Genus of sea anemones

Gonactinia is a monotypic genus of sea anemones, and G. prolifera is the only species in the genus. It is sometimes called the storey anemone and is found on either side of the northern Atlantic Ocean.

==Distribution and habitat==
Gonactinia prolifera is known from either side of the northern Atlantic Ocean including Maine and northwestern Europe, from the Mediterranean Sea, and the southern Pacific Ocean, including the coasts of New Zealand and Chile. Its natural habitat is on rocks, but it is also found on mollusc shells and large fronds of algae, from the fore-shore down to depths of about 100 m.

==Biology==
Like other sea anemones, G. prolifera is a predator, catching plankton with its tentacles. When a prey item is encountered, a rhythmic succession of reflex actions take place by which the food particle is passed by the tentacles to the mouth and then swallowed. Locomotion is by "walking" or swimming. The anemone walks by making a series of short, looping steps, first extending its column parallel with the substrate, then attaching one tentacle to the substrate by means of the cnidocytes, detaching the pedal base, reattaching it close to the single, now contracted, tentacle, releasing this tentacle and straightening up. Each step takes half a minute or more and advances the anemone a few millimetres. Swimming is done by rapid movements of the tentacles beating synchronously; the tentacles are used like oars and a bout of swimming may consist of ten to thirty strokes.
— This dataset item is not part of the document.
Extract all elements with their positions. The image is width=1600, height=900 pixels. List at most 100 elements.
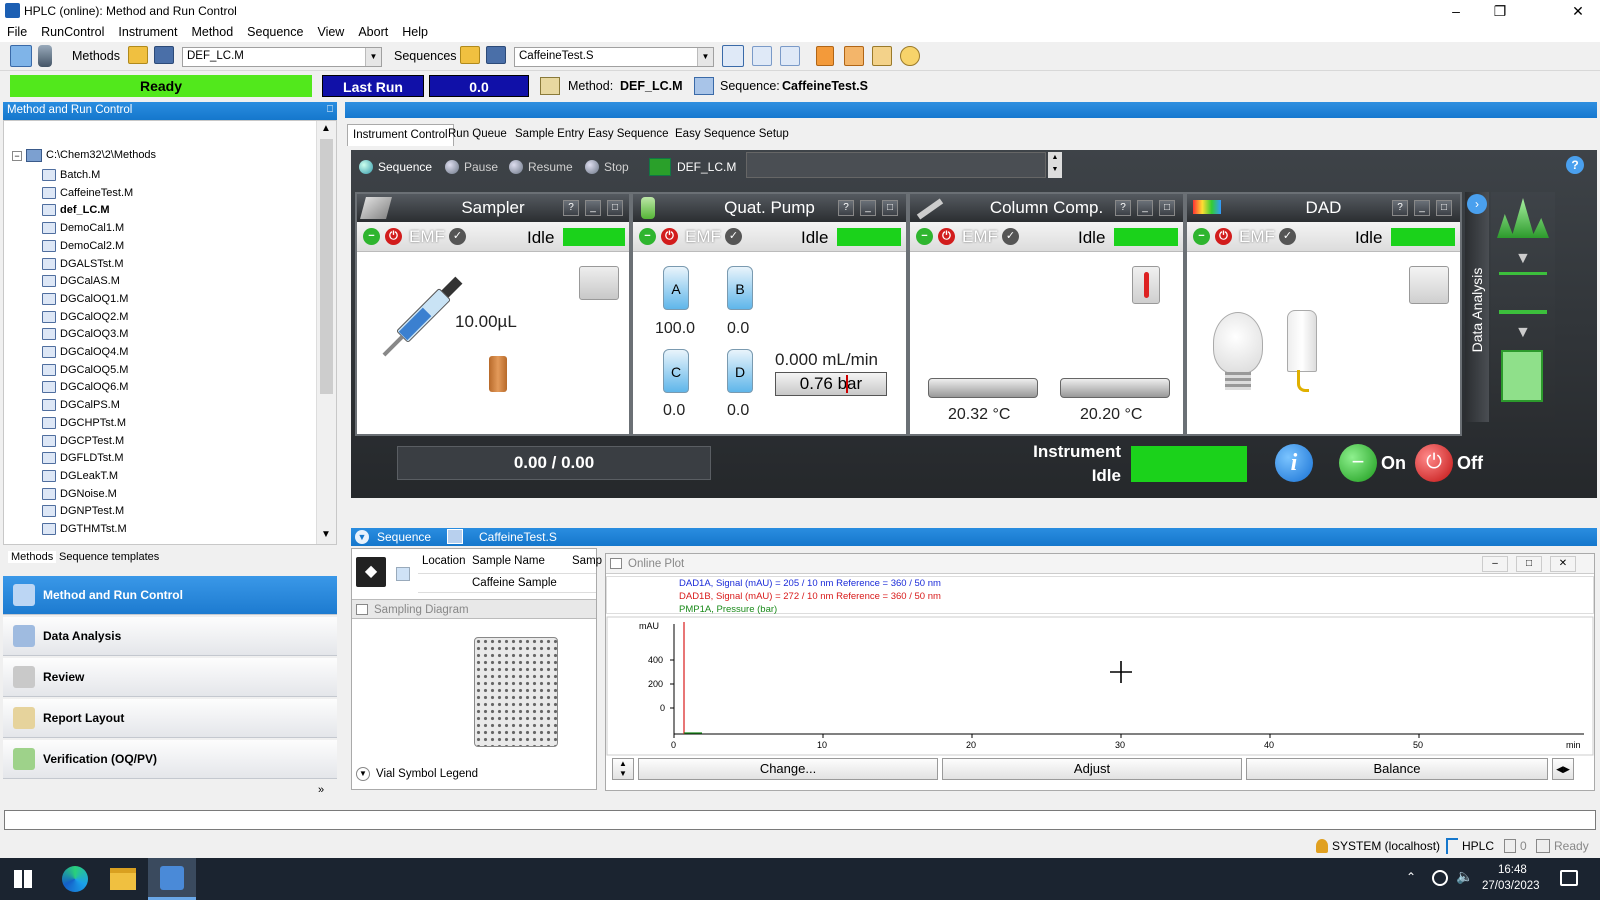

Swimming takes place after the anemone is stimulated sharply in some way or is attacked by a nudibranch.

This sea anemone is able to divide repeatedly by transverse fission, an unusual behaviour which also occurs in Anthopleura stellula. A rudimentary band of tentacles begins to grow on the column, after which the upper and lower regions pull themselves apart. The upper part grows a new pedal disc and the lower part a new oral disc with tentacles. Sometimes the first signs of the following transverse fission appear before the previous one is completed and the surfaces healed.